We all know that depending on your goals, selling channels, and industry, your public relations efforts typically span a variety of strategies. But there are two terms that tend to come up during any discussion of public relations strategy: traditional VS nontraditional. But what does “traditional” and “nontraditional” even mean in a world of ever-evolving digital media?
To define these terms, we’re going to go through a few traditional and non-traditional examples—and how you can implement both in your overall public relations strategies.

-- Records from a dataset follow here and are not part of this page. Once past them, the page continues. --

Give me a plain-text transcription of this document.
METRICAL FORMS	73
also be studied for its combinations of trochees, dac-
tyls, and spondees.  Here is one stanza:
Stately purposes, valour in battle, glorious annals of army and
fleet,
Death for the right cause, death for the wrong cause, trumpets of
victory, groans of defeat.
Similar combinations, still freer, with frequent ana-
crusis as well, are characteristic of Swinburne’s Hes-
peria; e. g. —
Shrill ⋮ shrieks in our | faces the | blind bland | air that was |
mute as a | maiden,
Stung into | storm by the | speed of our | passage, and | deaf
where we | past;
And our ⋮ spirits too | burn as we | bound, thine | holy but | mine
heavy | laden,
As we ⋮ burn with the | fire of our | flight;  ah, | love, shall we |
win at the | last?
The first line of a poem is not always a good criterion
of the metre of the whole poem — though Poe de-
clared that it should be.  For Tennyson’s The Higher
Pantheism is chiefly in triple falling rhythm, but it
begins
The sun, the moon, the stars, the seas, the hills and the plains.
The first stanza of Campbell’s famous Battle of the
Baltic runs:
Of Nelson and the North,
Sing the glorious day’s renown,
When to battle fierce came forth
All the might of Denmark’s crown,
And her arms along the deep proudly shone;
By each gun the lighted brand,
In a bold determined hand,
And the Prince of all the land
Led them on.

Some might define them as follows: traditional efforts have been around for decades, while nontraditional methods are those that have emerged over the last 2-3 years.
Easy enough? Not quite.
Traditional Public Relations Examples
Examples of traditional public relations include a wide range of tactics:
- Media inclusion in newspaper stories
- Honorable mentions in business journal-style publications
- Radio interviews with top-level CEOs
- Awards recognizing products or individuals
- TV interviews
- Speaking opportunities and engagements
- Magazine product write-ups, gift guide inclusions, brand stories, etc.
Nontraditional Public Relations Examples
Examples of non-traditional public relations tactics include:
- Influencer marketing
- Blog inclusion
- Co-branded partnerships
Reflecting on the fact that 57% of millennials make purchases that are influenced through their social media accounts, it’s not surprising that these tactics are the basis of non-traditional PR.
Of course, there are limits to both. Because of traditional PR’s long lead times, it can take a while before you can produce results. Tracking audience reach is also a little bit more difficult for forms of media like TV and print since their tracking is more of an estimate. That being said, it can be very successful for building brand awareness.
Instead of building relationships, non-traditional PR builds links and influence. You also have the convenience of high-tech tools that help you measure your audience and their engagement with your brand, you just may not have the reach that traditional PR may have.
Now that we’ve got that out of the way, where should you be focusing your efforts? I’d say 9 out of 10 brands need a healthy mix of both. While the millennials and beyond aren’t as engaged with traditional forms of media, you can’t neglect those outlets as primary funnels to drive your consumers to take action. And in the same breath, you can’t just put your products in the face of Instagrammers and expect to hit all of your potential either—there are still quite a few people in every generation that have yet to join the digital world.
Obviously, budgets and manpower set limits on what public relations strategies you can implement. So, if you’re not utilizing all aspects of the PR spectrum, let’s figure out what healthy blend we can incorporate to make your PR efforts soar!
How are you mixing it up with traditional and nontraditional PR?